GUIDING PRINCIPLE IX
An effective program in science and technology/engineering gives students opportunities to collaborate in scientific and technological endeavors and communicate their ideas.
Scientists and engineers work as members of their professional communities. Ideas are tested, modified, extended, and reevaluated by those professional communities over time. Thus, the ability to convey their ideas to others is essential for these advances to occur.

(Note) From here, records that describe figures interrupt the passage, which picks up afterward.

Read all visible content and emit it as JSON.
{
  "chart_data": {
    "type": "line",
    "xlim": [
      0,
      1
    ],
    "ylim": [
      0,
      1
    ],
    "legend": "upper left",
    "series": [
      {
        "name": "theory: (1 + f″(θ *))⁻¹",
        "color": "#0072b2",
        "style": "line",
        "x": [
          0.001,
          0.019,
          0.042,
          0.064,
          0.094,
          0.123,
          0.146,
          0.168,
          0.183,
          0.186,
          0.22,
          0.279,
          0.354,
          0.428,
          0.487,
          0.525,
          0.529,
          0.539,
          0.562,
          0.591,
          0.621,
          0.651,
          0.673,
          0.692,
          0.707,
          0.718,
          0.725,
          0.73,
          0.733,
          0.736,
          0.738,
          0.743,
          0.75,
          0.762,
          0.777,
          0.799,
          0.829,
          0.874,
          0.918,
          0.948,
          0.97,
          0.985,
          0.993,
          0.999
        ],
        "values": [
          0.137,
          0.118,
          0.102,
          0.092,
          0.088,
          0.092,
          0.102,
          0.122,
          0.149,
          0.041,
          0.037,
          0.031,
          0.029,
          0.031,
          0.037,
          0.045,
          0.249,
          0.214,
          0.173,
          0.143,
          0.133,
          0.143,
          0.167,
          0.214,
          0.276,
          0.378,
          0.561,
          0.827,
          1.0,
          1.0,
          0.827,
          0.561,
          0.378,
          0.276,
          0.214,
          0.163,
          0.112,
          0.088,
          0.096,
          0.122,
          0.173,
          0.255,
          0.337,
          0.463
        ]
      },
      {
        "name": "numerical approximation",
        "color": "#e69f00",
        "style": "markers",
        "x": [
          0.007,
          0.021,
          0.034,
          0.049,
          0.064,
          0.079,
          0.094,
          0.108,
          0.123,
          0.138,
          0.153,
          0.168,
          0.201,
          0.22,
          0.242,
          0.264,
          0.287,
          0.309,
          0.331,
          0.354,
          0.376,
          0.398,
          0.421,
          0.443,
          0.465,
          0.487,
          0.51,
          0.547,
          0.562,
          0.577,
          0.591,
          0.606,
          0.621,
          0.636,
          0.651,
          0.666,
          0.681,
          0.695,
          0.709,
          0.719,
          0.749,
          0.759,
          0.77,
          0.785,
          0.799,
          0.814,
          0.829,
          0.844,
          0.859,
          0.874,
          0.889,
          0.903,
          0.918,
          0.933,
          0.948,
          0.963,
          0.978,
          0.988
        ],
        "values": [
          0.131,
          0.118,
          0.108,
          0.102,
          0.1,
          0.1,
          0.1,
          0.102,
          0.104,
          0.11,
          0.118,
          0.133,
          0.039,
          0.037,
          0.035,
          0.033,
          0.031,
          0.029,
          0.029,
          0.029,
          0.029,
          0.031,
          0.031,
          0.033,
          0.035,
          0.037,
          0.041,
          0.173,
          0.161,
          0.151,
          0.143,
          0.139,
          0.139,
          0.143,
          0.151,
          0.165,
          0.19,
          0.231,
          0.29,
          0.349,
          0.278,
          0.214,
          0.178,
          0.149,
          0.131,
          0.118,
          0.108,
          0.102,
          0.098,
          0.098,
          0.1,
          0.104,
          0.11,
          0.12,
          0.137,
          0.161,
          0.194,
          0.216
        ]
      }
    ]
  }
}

In order to learn how to effectively communicate scientific and technological ideas, students require practice in making written and oral presentations, fielding questions, responding to critiques, and developing replies. Students need opportunities to talk about their work in focused discussions with peers and with those who have more experience and expertise. This communication can occur informally, in the context of an ongoing student collaboration or on-line consultation with a scientist or engineer, or more formally, when a student presents findings from an individual or group investigation.
GUIDING PRINCIPLE X
A coherent science and technology/engineering program requires
district-wide planning and on-going support for implementation.
District-Wide Planning
An effective curriculum that addresses the learning standards of this Framework must be planned as a PreK–12 cohesive unit. Teachers in different classrooms and at different levels should agree about what is to be taught in given grades. For example, middle school teachers should be able to expect that students coming from different elementary schools within a district share a common set of experiences and understandings in science and technology/engineering, and that the students they send on to high school will be well-prepared for what comes next. In order for this expectation to be met, middle school teachers need to plan curricula in common with their elementary and high school colleagues, and with district staff.
To facilitate planning, the district coordinator should be involved in articulating, coordinating, and implementing a district-wide (PreK–12) science and technology/engineering curriculum.